Mimic swallowed hard and shook her head. “They’d never forgive me.”

Rosalia pondered for a moment. “Convince them to use it on the prison containing Celestia and Luna.”

“You want them to free the princesses?”

“Of course not. That prison can’t be opened by such an insignificant spell. If it could, I would have had my lady free centuries ago. But your friends don’t know that. Suggest they try, and when the fragment has been wasted, you can claim that you believed it would work.”

Rosalia rose and moved toward the door. “Stay here. You have given me something to think about, and I believe I know what to do next. I am going to speak with the pony Thistleroot, and then I will be sending the two of you on your way.”

Rosalia paused at the door. “I will give you something to think about in turn. Two things, actually. The first is that these ponies will eventually turn against you.”

Mimic’s face darkened, but she didn’t say anything.

“You don’t have to believe me yet.
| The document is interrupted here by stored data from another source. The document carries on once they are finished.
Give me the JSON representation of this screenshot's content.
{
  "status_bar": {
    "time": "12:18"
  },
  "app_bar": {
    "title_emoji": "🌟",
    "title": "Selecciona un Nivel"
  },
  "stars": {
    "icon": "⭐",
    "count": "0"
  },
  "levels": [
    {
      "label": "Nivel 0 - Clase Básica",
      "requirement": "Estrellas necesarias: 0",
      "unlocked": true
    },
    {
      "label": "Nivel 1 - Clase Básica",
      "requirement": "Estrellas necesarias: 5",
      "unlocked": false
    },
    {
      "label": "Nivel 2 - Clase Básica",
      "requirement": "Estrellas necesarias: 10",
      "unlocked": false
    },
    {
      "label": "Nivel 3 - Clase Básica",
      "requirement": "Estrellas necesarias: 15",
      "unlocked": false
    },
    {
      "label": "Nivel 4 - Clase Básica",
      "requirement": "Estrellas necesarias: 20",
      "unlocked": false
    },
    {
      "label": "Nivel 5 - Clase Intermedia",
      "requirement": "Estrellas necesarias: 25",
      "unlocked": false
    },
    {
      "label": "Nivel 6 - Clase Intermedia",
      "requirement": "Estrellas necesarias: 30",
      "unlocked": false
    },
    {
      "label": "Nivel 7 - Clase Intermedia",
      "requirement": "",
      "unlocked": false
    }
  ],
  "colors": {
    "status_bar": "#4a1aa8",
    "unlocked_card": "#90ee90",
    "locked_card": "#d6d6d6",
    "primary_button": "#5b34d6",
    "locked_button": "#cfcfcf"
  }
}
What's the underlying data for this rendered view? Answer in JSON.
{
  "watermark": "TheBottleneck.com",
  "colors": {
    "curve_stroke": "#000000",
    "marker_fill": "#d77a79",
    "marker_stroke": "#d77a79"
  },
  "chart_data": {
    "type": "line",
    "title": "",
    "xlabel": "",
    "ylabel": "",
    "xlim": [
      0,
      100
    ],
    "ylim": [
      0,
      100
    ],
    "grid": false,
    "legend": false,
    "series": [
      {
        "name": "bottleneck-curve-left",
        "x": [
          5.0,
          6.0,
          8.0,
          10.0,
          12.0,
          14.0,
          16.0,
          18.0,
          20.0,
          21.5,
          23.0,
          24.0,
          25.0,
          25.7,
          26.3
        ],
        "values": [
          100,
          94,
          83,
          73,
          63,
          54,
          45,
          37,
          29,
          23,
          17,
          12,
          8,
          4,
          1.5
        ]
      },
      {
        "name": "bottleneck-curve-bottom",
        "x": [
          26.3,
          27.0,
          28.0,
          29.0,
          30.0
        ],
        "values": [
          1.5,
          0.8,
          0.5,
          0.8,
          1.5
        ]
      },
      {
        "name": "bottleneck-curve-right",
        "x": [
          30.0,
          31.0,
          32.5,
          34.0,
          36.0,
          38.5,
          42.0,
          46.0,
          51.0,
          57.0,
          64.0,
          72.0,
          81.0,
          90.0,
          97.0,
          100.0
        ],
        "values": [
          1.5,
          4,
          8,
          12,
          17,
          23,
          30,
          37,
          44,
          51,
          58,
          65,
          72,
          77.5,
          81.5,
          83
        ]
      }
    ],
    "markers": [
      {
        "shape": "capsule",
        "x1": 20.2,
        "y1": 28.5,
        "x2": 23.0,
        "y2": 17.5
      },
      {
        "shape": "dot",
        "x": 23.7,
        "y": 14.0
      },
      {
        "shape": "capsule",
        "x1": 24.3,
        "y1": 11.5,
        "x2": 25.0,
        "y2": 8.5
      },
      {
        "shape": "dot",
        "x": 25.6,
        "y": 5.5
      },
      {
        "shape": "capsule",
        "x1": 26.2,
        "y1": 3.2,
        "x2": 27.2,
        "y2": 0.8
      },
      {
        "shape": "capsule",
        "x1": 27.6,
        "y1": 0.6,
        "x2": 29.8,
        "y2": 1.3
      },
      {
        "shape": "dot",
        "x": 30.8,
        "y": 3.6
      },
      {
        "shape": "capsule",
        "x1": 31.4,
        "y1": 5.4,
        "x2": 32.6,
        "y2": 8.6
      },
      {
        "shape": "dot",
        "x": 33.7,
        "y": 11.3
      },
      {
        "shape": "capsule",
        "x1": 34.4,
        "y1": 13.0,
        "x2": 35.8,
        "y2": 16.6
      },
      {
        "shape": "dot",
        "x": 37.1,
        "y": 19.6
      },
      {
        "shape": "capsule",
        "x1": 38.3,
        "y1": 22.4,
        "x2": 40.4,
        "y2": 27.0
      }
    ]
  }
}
You will see for yourself. There will come a day when you find yourself hated and alone. When that day comes, you will be welcome back to the hive, if that is what you wish. The second thing I want you to think about is this.” Rosalia opened the door and looked back at Mimic. “Love is a resource to be consumed, but actually allowing yourself to feel it is a mistake that will create for you no end of grief. Leave love and friendship to the ponies. You’ll be happier that way.”

Rosalia stepped through the door. “Love will be the death of the Eternals themselves.” And then she was gone.